I remember as if it were only 400 years ago when the Yellow Turbans defeated Zhu Jun and the Imperial Army. China was more heptadecagonally-shaped then. Now, hurlers are called “pitchers” and they throw things called “curveballs” and “change ups”. Is that Hee Seop Choi boy from China? At least I can still sleep wearing a onesie.
It is disgraceful that the game is now being played in that country, a game that is as American as a hamburger, or a frankfurter, or an apfel strussel. It would be my guess that in China, they don’t grow maple. For the bats, you see.
It must be assumed that some day, baseball is going to be played by Latins as well.
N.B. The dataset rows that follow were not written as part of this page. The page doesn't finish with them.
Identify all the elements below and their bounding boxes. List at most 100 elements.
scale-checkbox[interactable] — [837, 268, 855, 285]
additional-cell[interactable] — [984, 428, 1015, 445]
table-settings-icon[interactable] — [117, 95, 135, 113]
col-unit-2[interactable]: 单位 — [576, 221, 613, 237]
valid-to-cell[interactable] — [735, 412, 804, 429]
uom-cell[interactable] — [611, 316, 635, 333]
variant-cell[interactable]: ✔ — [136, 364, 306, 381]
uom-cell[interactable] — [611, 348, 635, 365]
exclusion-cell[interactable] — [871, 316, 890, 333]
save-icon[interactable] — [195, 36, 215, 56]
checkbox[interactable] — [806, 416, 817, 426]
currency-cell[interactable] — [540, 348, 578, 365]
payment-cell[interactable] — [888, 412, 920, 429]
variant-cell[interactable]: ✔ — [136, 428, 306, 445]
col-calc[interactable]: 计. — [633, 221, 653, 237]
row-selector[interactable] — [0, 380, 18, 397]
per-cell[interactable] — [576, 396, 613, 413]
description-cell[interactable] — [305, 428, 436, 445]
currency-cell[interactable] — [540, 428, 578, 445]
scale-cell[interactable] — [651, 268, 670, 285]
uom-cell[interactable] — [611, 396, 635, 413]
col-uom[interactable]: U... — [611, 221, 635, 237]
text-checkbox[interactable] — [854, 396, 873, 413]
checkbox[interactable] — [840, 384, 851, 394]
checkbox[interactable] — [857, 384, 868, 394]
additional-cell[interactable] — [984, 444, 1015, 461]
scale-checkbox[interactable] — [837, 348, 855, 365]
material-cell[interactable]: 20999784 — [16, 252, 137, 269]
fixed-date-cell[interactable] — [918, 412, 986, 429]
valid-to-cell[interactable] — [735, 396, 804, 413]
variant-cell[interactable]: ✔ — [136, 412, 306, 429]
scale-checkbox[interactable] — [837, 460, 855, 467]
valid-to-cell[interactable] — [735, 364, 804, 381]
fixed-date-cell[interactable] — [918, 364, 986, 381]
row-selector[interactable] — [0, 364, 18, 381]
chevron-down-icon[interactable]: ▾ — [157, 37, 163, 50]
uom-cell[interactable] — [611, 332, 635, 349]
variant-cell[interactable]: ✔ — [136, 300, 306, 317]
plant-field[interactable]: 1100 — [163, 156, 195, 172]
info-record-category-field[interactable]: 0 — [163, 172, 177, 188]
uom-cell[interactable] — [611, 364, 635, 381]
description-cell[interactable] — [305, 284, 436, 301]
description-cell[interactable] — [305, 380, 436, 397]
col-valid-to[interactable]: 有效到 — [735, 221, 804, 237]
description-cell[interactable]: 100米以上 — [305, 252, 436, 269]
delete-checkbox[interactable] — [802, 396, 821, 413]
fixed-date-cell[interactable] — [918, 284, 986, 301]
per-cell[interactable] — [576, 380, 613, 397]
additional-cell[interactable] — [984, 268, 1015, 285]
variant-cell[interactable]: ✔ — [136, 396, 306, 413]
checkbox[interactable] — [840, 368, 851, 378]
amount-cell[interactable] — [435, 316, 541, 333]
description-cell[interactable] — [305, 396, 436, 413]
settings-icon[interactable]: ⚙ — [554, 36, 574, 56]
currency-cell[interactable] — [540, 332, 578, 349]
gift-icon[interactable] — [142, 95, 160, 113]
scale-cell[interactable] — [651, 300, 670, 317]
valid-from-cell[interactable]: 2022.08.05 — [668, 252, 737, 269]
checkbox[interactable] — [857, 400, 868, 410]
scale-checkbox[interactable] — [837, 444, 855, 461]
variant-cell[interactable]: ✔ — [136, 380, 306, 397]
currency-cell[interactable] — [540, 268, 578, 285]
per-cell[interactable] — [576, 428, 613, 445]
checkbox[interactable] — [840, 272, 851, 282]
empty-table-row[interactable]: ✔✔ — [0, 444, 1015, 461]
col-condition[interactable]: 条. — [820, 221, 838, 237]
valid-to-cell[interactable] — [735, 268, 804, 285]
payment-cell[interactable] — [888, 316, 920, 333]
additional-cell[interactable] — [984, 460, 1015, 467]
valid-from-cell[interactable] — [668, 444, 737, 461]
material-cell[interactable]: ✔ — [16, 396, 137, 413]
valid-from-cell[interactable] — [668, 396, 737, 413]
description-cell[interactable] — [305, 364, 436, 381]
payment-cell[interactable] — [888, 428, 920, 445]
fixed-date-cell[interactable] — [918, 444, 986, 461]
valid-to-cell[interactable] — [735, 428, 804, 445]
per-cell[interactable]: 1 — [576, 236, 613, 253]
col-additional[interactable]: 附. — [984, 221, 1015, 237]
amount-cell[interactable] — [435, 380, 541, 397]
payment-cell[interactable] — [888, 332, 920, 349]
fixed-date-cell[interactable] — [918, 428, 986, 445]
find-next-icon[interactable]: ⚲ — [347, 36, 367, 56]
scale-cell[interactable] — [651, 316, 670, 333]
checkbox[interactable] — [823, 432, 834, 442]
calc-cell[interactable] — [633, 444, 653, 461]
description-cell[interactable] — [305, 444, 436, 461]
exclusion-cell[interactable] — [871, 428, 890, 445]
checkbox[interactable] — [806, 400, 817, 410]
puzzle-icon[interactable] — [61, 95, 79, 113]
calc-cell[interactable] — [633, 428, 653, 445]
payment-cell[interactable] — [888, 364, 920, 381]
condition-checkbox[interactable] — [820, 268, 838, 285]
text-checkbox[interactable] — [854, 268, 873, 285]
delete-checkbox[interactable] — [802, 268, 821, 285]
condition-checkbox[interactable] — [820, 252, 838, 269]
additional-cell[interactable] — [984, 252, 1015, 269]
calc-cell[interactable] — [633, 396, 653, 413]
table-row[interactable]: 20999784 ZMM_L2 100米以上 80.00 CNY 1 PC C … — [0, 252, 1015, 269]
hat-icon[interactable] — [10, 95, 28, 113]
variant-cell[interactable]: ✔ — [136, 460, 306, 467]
Now wouldn’t that be something? But seriously, not the Chinese.
Ban us. All the cool kids are banned. Do it. Doooooooo it.









August 6th, 2008 at 11:02 pm
A onesie?
REPORT COMMENT
August 7th, 2008 at 9:12 am
Sarah, are you asking me what a one-sie is? Or are you just in disbelief over my idiocy to even write that?
REPORT COMMENT
August 7th, 2008 at 11:10 am
Okay, I get the picture White Tigers, Lords of Death, guys in funny suits throwing plastic explosives while poison arrows fall from the sky and the pillars of heaven shake, huh? Sure, okay, I see Charlie Chan, Fu Manchu and a hundred howlin’ monkey temples, and that’s just for starters, right? Fine! I’m back! I’m ready, goddammit let me at ‘em!
REPORT COMMENT
August 7th, 2008 at 1:35 pm
I am trying to figure out what it would look like to have Paul/Furman sleeping in a onesie.
REPORT COMMENT
August 7th, 2008 at 2:06 pm
Unfortunately for Sarah, she has no idea what I look like. I am a man of mystery. The Secret Asian Man.